- Created Thursday, April 16th 2015 @ 07:58:16
If instead of just playing a random match, wouldnt it be more fair to play eacht match in both directions? With human players this is not possible (they would remember the cards), but the bots can be reset. So if you would just create a random list of 200 hands for both sides and 200 tables players could replay the match with the bots on the other sides of the table. Both win one: draw. Of you win both: win. I've noticed your elo system handles draws aswel (for warlight). What do you think about this idea? It would pretty much remove the chance element from the competition.
- Created Thursday, April 16th 2015 @ 23:45:18
I completely agree! Poker is a game with a particularly high variance which makes it hard to get an accurate elo measure and position in finals. As this is an AI competition, we should aim for as low luck factor as possible.
- Created Friday, April 17th 2015 @ 00:23:56
After some thought, I think your idea becomes faulty if it gives ELO for 1-1 (draw) score. If a cooler happens in an early hand (a cooler is defined as "A situation in which a player holds the second best hand, so strong considering the circumstances, that they are apt to lose the maximum with it no matter how they play it."), then the game would probably end in a draw even if a very high ranked player meets a very low ranked player, and the low ranked player will get ELO points. For example, if the players are dealt AA and KK in the first hand, they would probably go all-in in both games, and it will end in a draw no matter what. Therefore, I think only 2-0 scores should give ELO points, while draws should give +0 for both players.
- Created Friday, April 17th 2015 @ 04:19:51
I like the idea, but it would likely result in a relatively large amount of draws between bots on a similar level. I agree with Alfy that a draw should probably not give any ELO, but that would mean a large amount of games effectively not counting for anything.
I'm not sure if this is actually a problem or not, it sounds less exciting though.
- Created Friday, April 17th 2015 @ 09:18:47
It might take longer but you get an actual objective measurement of you AI strength.
- Created Friday, April 17th 2015 @ 09:34:02
I think also http://www.computerpokercompetition.org/ uses this.
I did not understand the reasoning of Alfy and Tiltless about draws not counting for ELO. If a weak player manages to draw against a strong player then of course the weak player's ELO should get up.
The "cooler" situation I don't understand at all: today if we get this situation the weak player would get 100% and an enormous boost in ELO. Example: extremely weak player meets extremely good player, and wins due to cooler, and ELO improves with about 20 (strong player's ELO reduced with 20). Even if next game the strong player wins; the weak player's ELO is reduced with almost nothing, strong player gets almost nothing. Net effect: the weak player has gained almost 20 points in a 1-1 game.
With kevin's proposal the cooler situation leads to a draw, so the weak player only wins about 10 ELO points, thus the luck factor was reduced.
Bots on similar level would result in 50% of the games ending up in draws.
A disadvantage is that games will take twice as long, so the number of played games per day (which is already low) will probably get even lower.
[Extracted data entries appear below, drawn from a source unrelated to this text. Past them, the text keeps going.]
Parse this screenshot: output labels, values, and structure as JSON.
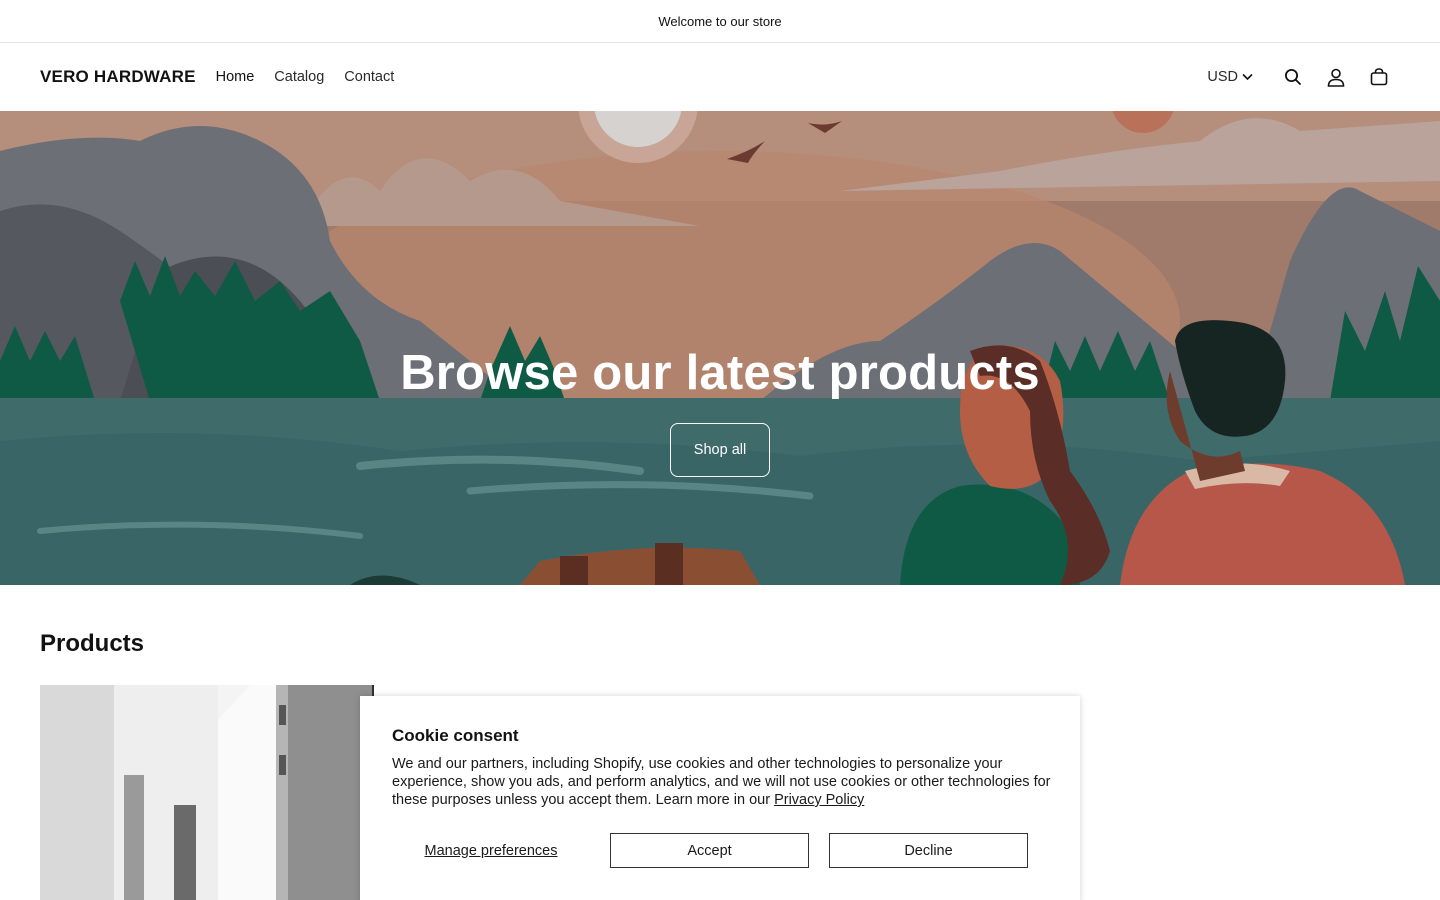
{
  "announcement": {
    "text": "Welcome to our store"
  },
  "header": {
    "logo": "VERO HARDWARE",
    "nav": [
      {
        "label": "Home"
      },
      {
        "label": "Catalog"
      },
      {
        "label": "Contact"
      }
    ],
    "currency": "USD",
    "icons": [
      "search-icon",
      "account-icon",
      "cart-icon"
    ]
  },
  "hero": {
    "title": "Browse our latest products",
    "button": "Shop all"
  },
  "products": {
    "heading": "Products"
  },
  "cookie": {
    "title": "Cookie consent",
    "text": "We and our partners, including Shopify, use cookies and other technologies to personalize your experience, show you ads, and perform analytics, and we will not use cookies or other technologies for these purposes unless you accept them. Learn more in our",
    "link": "Privacy Policy",
    "manage": "Manage preferences",
    "accept": "Accept",
    "decline": "Decline"
  },
  "colors": {
    "sky": "#a07a6a",
    "water": "#3f6b6b",
    "forest": "#0f5a45",
    "mountain": "#6c6f75",
    "text": "#121212"
  }
}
And of course don't forget the Chris Moneymaker effect, I think it is good for theaigames.com that any bot has a chance to win the 1024 euro (for free!), hopefully more participants will enter:)
- Updated Friday, April 17th 2015 @ 15:32:23
I agree that such method of playing games reduces luck factor and can be used in the finals, but of course it can't give "an actual objective measurement of you AI strength".
There are another ways to reduce luck influence even more, such as calculating all-in chipEV difference every time players got all-in and produce results not based on who won the game, but on how many EV chips bots won (I believe these both methods are used by http://www.computerpokercompetition.org).
It could reduce the interest of beginners though, making the games look too complicated.
- Created Friday, April 17th 2015 @ 20:47:41
You are right skel, forgot about the random hands. The only way to objectively measure it is to play every possible hand both ways, but with the current timelimit of 0.5 s / move that's far from possible.